What is a hernia?

A hernia occurs when an organ or fatty tissue protrudes through a weak area in the surrounding muscle or connective tissue called the fascia. The most common types of hernias include inguinal (inner groin), incisional (occurring as a result of an incision), femoral (outer groin), umbilical (bellybutton), and hiatal (upper stomach).

What are the indications for an open hernia repair?

You may be recommended an open hernia repair if you have a very large complex hernia or if you have dense scar tissue from a previous abdominal or pelvic surgery.

How is the procedure performed?

You will be given general anaesthesia, which means you will feel no pain and sleep throughout the entire procedure. Your surgeon will then make a 2-to 4-inch incision on your abdominal wall to gain entry to the hernia. Your surgeon will then push the protruding organ or tissue back into its normal position. A piece of mesh may be then stitched to the weak area to strengthen the area and prevent recurrent herniation. The skin incision is then closed with absorbable sutures.

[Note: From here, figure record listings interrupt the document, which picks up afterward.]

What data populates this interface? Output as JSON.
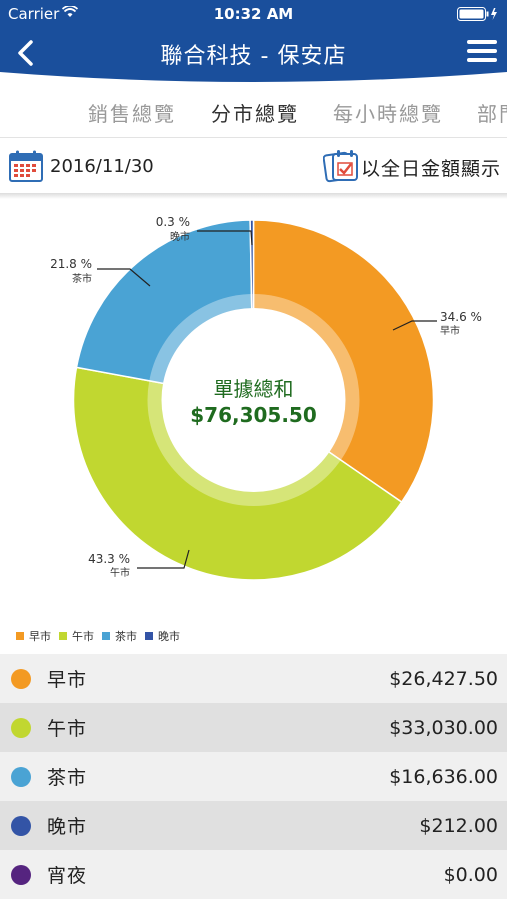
{
  "status_bar": {
    "carrier": "Carrier",
    "time": "10:32 AM"
  },
  "nav": {
    "title": "聯合科技 - 保安店"
  },
  "tabs": [
    {
      "label": "銷售總覽",
      "active": false
    },
    {
      "label": "分市總覽",
      "active": true
    },
    {
      "label": "每小時總覽",
      "active": false
    },
    {
      "label": "部門",
      "active": false
    }
  ],
  "date_bar": {
    "date": "2016/11/30",
    "mode_label": "以全日金額顯示"
  },
  "colors": {
    "header": "#1a4f9c",
    "orange": "#f39a23",
    "green": "#c1d730",
    "blue": "#4aa3d4",
    "navy": "#3354a6",
    "purple": "#55247f",
    "center_text": "#1f6b1f"
  },
  "chart_data": {
    "type": "pie",
    "center_label": "單據總和",
    "center_value": "$76,305.50",
    "slices": [
      {
        "name": "早市",
        "percent": 34.6,
        "label": "34.6 %",
        "color": "#f39a23"
      },
      {
        "name": "午市",
        "percent": 43.3,
        "label": "43.3 %",
        "color": "#c1d730"
      },
      {
        "name": "茶市",
        "percent": 21.8,
        "label": "21.8 %",
        "color": "#4aa3d4"
      },
      {
        "name": "晚市",
        "percent": 0.3,
        "label": "0.3 %",
        "color": "#3354a6"
      }
    ],
    "legend_placement": "bottom-left"
  },
  "list": [
    {
      "label": "早市",
      "value": "$26,427.50",
      "color": "#f39a23"
    },
    {
      "label": "午市",
      "value": "$33,030.00",
      "color": "#c1d730"
    },
    {
      "label": "茶市",
      "value": "$16,636.00",
      "color": "#4aa3d4"
    },
    {
      "label": "晚市",
      "value": "$212.00",
      "color": "#3354a6"
    },
    {
      "label": "宵夜",
      "value": "$0.00",
      "color": "#55247f"
    }
  ]
}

What can I expect after the procedure?

Most patients are able to go home the same day after the surgery. Some swelling over the incision is normal in the immediate postoperative period and you may place an ice pack on the incision site to help reduce swelling. Recovery time is about 3 weeks and you may return to light activity after 3 weeks. You should refrain from strenuous activities until 6 weeks following your surgery. Specific instructions will be given to you by your doctor regarding incision care, activities, medications, and follow-up.

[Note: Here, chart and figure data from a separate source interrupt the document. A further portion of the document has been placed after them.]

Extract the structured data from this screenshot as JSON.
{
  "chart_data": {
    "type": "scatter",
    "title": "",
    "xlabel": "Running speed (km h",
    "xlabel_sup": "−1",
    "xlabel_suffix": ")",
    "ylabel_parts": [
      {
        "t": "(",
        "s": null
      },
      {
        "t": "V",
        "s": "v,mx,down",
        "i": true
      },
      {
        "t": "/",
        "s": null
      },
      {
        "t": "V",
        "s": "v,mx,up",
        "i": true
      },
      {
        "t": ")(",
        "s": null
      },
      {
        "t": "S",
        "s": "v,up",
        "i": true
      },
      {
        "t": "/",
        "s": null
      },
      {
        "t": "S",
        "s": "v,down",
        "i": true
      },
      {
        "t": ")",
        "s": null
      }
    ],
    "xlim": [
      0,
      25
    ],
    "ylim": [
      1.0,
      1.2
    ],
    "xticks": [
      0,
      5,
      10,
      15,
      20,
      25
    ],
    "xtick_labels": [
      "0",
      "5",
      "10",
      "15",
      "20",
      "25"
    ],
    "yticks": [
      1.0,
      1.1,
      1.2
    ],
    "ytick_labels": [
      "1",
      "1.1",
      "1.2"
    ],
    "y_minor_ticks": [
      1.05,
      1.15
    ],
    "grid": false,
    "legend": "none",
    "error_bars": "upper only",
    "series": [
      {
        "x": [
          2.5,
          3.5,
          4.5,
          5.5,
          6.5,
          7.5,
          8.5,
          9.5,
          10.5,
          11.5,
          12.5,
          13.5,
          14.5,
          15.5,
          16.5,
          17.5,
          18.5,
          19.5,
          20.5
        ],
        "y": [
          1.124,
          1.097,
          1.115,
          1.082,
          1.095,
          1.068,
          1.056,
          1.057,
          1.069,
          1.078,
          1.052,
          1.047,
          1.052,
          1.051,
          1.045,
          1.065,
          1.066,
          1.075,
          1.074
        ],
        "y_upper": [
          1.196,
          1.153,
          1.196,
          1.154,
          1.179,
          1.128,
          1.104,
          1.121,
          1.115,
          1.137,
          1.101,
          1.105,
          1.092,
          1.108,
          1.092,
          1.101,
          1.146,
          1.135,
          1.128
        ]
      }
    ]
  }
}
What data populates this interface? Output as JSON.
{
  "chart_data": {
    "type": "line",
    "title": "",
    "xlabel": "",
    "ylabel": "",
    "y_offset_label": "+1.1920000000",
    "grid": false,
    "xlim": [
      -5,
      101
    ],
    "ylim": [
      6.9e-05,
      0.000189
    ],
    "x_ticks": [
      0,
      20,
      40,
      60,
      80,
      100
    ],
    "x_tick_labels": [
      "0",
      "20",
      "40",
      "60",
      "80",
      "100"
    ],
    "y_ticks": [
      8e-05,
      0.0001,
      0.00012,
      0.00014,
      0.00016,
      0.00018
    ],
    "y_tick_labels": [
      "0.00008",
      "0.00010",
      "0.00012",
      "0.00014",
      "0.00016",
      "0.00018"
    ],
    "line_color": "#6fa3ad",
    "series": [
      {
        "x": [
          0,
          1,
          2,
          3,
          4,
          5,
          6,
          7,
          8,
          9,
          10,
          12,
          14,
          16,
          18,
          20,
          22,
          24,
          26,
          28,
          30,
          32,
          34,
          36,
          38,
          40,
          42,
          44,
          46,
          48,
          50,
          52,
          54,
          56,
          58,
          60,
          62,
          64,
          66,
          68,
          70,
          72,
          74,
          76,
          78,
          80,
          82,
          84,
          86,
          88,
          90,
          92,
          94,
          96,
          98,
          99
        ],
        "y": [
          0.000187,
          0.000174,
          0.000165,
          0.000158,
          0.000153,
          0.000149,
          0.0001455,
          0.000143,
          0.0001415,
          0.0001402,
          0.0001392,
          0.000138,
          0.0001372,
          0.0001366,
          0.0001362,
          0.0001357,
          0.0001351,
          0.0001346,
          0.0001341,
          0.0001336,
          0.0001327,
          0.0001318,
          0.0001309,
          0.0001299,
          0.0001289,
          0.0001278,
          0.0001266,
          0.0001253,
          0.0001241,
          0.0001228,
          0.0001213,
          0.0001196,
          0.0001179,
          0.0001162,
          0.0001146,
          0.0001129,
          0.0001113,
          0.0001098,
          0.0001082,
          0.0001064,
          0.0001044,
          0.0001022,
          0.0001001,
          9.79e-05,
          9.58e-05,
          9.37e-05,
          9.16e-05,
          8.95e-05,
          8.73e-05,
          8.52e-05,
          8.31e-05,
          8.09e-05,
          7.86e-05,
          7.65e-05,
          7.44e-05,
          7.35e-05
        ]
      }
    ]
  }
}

When to seek medical advice?

It is important to check for any signs of problems during your postoperative period. Contact your doctor immediately if you experience any of the following symptoms:

  • Increasing pain or swelling
  • Persistent fever above 101 degrees Fahrenheit
  • Bleeding or discharge from the incision site
  • Difficulty breathing or persistent coughing

What are the risks?

Some of the potential risks include reaction to anaesthesia, bleeding or infection at the incision site, and damage to adjacent tissues. Smokers, patients on certain medications, and obese patients are at a greater risk for complications.